The judge in state court in South Florida didn't immediately issue a ruling, but he did order Kraft to appear later in the month at a hearing on whether both sides are ready for trial.
Krafts' attorneys said the warrant had no instructions on how to protect innocent people, detectives didn't try to use less intrusive investigative methods and the lead detective was reckless in his statements in the warrant.
"You had people looking at these videos who had no idea what they were doing ... none of the criteria made sense," said Kraft attorney William Burck. "That's not because they are bad people. They didn't have instructions. If you have no instructions, the warrant has to go."
Prosecutors said the warrant was justified, and detectives testified that they switched to a different video feed if an innocent customer was getting a legitimate massage.
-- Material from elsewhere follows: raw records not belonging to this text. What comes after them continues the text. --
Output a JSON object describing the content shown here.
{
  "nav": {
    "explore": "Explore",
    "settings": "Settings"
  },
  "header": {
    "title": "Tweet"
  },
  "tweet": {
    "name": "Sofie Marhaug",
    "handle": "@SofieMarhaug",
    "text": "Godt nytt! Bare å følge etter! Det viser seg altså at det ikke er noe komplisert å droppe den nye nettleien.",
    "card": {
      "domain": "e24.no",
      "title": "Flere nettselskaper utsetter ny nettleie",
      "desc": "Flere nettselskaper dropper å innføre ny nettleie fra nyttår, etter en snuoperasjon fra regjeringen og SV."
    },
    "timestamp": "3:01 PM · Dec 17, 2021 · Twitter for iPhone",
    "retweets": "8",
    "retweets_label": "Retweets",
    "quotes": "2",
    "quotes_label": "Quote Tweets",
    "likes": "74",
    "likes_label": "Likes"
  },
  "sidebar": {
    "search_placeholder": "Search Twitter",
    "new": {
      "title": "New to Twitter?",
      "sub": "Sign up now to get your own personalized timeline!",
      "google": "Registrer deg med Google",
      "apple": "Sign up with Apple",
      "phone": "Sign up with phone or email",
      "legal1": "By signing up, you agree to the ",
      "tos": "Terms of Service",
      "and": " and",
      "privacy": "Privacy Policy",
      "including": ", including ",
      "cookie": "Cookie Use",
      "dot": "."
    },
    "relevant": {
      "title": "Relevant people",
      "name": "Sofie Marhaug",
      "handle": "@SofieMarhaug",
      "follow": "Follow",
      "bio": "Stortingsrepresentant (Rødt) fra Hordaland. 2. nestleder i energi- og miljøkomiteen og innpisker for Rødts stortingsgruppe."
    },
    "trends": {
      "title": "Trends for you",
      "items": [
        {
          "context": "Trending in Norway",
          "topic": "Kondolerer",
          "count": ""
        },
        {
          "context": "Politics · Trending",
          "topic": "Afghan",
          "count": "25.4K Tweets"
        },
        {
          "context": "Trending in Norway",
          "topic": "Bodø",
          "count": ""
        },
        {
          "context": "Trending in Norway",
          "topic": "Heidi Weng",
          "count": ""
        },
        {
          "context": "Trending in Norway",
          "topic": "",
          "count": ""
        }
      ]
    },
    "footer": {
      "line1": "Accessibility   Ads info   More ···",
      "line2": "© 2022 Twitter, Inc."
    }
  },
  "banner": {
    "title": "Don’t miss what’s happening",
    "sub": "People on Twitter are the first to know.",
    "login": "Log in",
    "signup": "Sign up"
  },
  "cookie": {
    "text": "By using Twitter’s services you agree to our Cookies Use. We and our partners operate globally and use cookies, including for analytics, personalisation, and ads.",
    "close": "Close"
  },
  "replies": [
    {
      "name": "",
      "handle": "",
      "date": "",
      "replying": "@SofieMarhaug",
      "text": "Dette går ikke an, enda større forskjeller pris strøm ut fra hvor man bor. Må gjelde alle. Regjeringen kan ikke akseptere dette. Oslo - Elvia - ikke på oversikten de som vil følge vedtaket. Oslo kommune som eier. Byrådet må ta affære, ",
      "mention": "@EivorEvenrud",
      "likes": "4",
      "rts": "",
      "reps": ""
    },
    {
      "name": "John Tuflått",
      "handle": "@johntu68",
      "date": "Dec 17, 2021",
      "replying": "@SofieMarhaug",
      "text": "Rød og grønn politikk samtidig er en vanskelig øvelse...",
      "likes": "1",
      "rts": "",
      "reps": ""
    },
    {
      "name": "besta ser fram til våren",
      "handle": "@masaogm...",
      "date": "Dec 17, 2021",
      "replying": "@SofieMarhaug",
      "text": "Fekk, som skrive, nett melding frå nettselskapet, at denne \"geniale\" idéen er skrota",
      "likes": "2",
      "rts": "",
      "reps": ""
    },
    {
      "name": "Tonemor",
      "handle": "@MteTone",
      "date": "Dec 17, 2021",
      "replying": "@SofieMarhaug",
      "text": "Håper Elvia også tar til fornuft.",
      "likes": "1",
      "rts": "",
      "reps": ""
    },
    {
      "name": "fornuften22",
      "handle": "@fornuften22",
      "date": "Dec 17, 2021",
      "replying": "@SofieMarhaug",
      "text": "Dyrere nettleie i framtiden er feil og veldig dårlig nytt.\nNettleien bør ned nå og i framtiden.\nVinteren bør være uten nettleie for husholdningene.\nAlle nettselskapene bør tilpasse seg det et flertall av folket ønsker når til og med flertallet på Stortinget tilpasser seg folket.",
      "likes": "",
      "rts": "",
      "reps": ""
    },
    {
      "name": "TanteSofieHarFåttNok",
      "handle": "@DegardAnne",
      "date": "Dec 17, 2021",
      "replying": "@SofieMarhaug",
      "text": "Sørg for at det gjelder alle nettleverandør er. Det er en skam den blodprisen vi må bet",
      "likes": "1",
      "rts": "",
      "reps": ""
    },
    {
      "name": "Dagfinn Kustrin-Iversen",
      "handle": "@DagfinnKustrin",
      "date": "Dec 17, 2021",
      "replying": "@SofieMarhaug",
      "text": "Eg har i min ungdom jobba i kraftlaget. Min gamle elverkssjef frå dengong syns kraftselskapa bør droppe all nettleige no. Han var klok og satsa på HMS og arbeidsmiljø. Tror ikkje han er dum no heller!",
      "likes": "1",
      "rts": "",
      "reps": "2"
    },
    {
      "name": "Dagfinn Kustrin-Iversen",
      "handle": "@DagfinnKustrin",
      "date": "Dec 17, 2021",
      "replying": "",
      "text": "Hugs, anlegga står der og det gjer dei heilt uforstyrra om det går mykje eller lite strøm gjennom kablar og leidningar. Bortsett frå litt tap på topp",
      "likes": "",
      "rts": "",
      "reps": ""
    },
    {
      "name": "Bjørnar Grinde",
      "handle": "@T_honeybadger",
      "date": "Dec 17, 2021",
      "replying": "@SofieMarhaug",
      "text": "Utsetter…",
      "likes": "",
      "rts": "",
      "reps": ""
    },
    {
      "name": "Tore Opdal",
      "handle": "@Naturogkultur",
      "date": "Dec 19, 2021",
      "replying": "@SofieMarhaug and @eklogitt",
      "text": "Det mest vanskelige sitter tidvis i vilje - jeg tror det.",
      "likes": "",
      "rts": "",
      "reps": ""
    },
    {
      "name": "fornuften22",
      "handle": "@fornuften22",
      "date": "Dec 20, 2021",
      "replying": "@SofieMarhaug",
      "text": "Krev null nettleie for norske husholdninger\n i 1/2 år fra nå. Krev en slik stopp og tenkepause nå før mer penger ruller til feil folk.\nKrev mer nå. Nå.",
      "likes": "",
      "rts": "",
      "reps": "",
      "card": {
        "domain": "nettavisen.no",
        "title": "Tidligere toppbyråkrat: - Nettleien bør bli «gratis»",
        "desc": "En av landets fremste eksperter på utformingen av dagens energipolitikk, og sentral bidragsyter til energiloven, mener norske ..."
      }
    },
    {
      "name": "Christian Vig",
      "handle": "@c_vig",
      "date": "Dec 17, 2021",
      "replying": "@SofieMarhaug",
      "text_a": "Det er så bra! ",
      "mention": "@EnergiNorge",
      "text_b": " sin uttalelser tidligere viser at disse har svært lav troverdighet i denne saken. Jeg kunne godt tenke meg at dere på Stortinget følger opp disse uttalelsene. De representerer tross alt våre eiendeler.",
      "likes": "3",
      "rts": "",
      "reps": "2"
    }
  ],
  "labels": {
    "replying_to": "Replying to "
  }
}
Jupiter Police Detectives Danielle Hirsch and Troy Jenne, who monitored the surveillance video on tablets in real time, said they typically were able to spot whether customers were there for illicit sex acts or legitimate massages based on whether customers kept their underwear on or took it off upon entering the massage rooms.
If the massages appeared legitimate, the detectives said they minimized the screens capturing that video feed and switched to watching other video feeds from four massage rooms. In several cases where lights in the massage room were turned off, no charges were filed against the patrons even though the detectives strongly suspected sex acts were going on, they said.
Kraft's attorneys are trying to convince Judge Leonard Hanser that Jupiter detective Andrew Sharp illegally obtained a warrant to install hidden video cameras in the Palm Beach County, spa and Kraft's constitutional right to privacy was violated.